Yes he still wakes regularly, but the length of time between wakings is gradually getting longer and longer. When he was tiny, he would wake almost every two hours, sometimes more. Now, we’re stretching to 4 or 5 hours. I know to someone who gets a solid nights sleep with no interruptions that seems insane, but for us its amazing. I never wanted to use any form of cry it out method. I wanted him to know we are there for him, we will come when he calls, if he needs us we are going to be there. I wanted him to learn that no matter what, Mum and Dad are your safe space, And I do believe that begins at the very beginning.
If you google ‘Baby Sleep’ or ‘Sleep Training’ or ‘Oh Dear God Its 4am Why Won’t My Baby Sleep??!!??!!’ you will find dozens upon dozens upon dozens of people sharing stories, and the same amount again selling something. Gadgets, tips, tricks. Sleep methods, gentle methods, cry it out methods. There are even people out there who will come to your house for a ‘Sleep Consultation’. I kid you not.
There are as many options for sleep as there are names to choose from. And I won’t lie, I gave in. I signed up to a sleep program one night, after trawling through pages of reviews, reading up on the company and finally deciding, at stupid o’clock one night, that yep this sounds like us. They sound like our kind of people and I can get on board with how they do things. I paid for the right age package for my guy (how you train a child apparently is determined by their age – who knew?) and within about three days I had discarded it again. Forty euro down the drain.
I am not a strict person. I know this about myself. I can’t stop myself eating that extra biscuit, why did I think I could stick to a plan that involves hearing my son crying in his room while I stand outside? Instead we kept on as we had been, changing and growing gradually depending on his needs. Turns out, when he is ready to change the routine, he finds a way to let us know. I am still feeding him to sleep at night, a practice I love as being out at work all day it gives us a chance to connect. Up until recently, he would fall asleep on the boob, suck a while longer and then pop off and kind of stretch or starfish out on my lap, letting me know he was done. So, as he slept, I would place him in the cot, he would roll over, get comfy and happily sleep.

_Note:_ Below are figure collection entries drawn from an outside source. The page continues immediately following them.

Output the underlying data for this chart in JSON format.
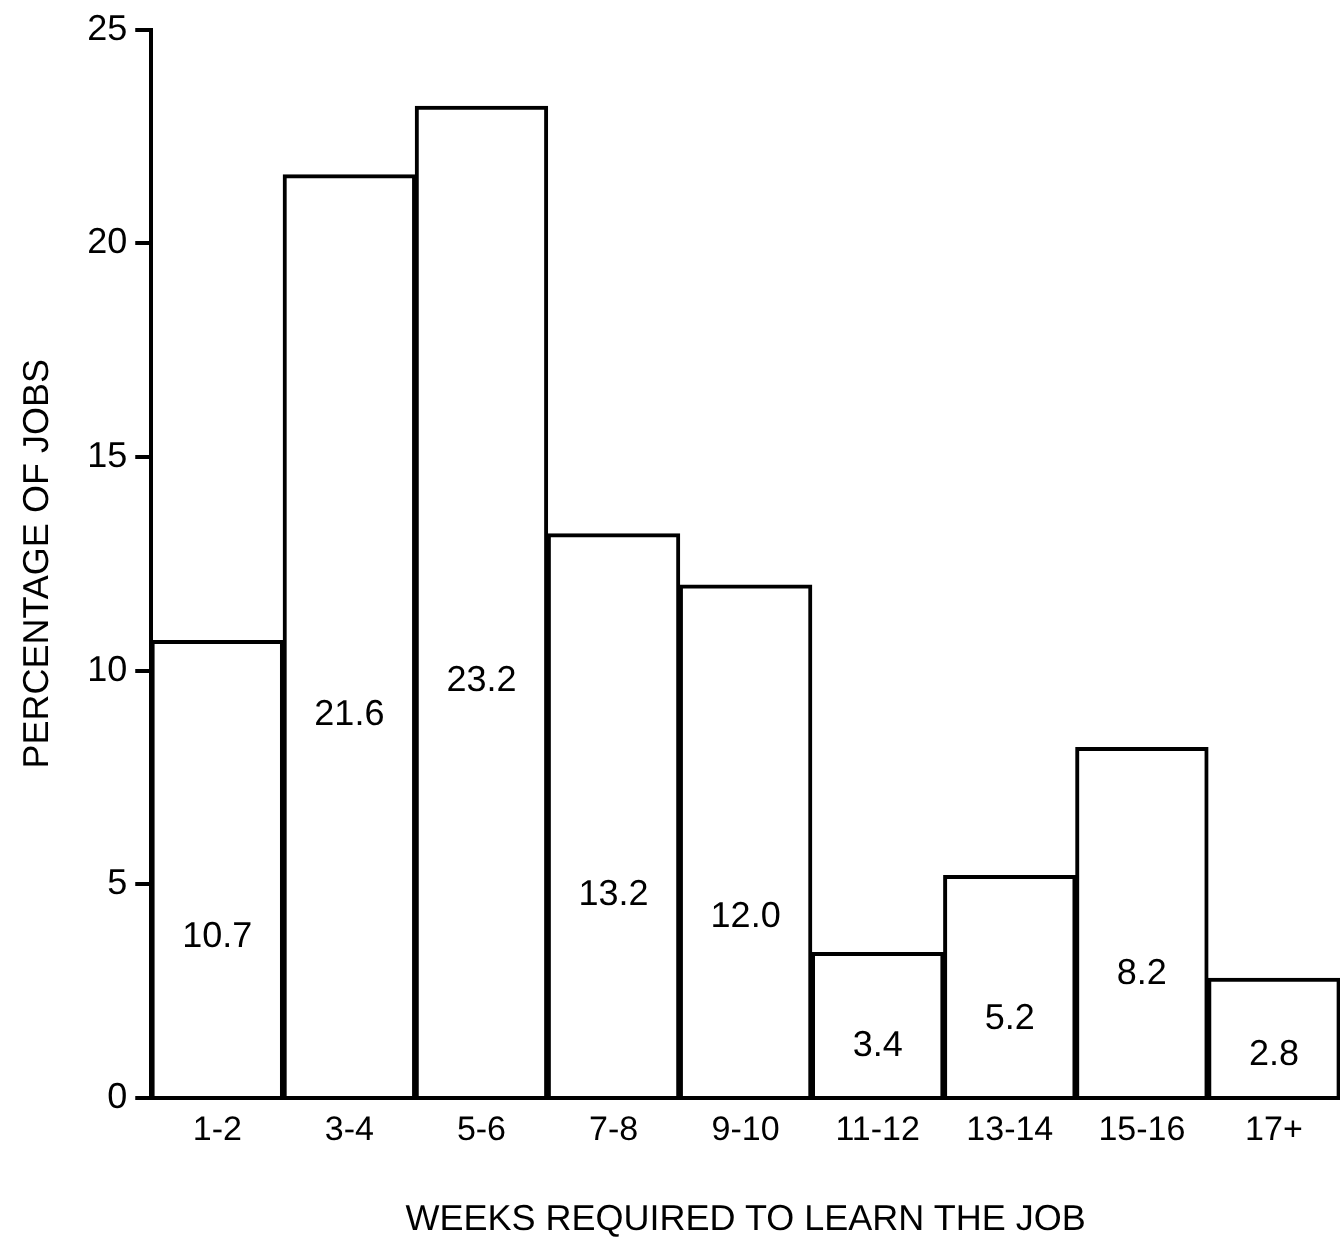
{
  "chart_data": {
    "type": "bar",
    "xlabel": "WEEKS REQUIRED TO LEARN THE JOB",
    "ylabel": "PERCENTAGE OF JOBS",
    "categories": [
      "1-2",
      "3-4",
      "5-6",
      "7-8",
      "9-10",
      "11-12",
      "13-14",
      "15-16",
      "17+"
    ],
    "values": [
      10.7,
      21.6,
      23.2,
      13.2,
      12.0,
      3.4,
      5.2,
      8.2,
      2.8
    ],
    "color": "#ffffff",
    "value_labels": [
      "10.7",
      "21.6",
      "23.2",
      "13.2",
      "12.0",
      "3.4",
      "5.2",
      "8.2",
      "2.8"
    ],
    "ylim": [
      0,
      25
    ],
    "yticks": [
      0,
      5,
      10,
      15,
      20,
      25
    ],
    "grid": false,
    "legend": false
  }
}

Lately, our routine is the same, but he doesn’t always fall asleep. Sometimes he stops feeding, reaches out to the cot to show me he’s ready. So I lie him down, he gets comfy and falls asleep in a matter of minutes. He knows himself when he is ready, and if he’s not he certainly has ways of letting me know.
We are doing what works for us. Every kid is different, every parent is different, every night can be different. Once we accepted that and stopped trying to fit him into a box or a one size fits all routine I think we actually found our rhythm. I have tried to stop feeling the need to explain our sleep patterns to others. The feeling of guilt or that you’re a bad parent because he doesn’t fit the mould – it does go away. Once I stopped listening to the well meaning advice and stopped reading the sleep columns, and started listening to my kid, our nights definitely got easier. There are still really difficult nights, and there are still days I nap when he does. But there are also nights when he sleeps really well, and days when I feel refreshed and almost human again. Parenting is a long game, there are no quick fixes or shortcuts. And I’m in it for the long game.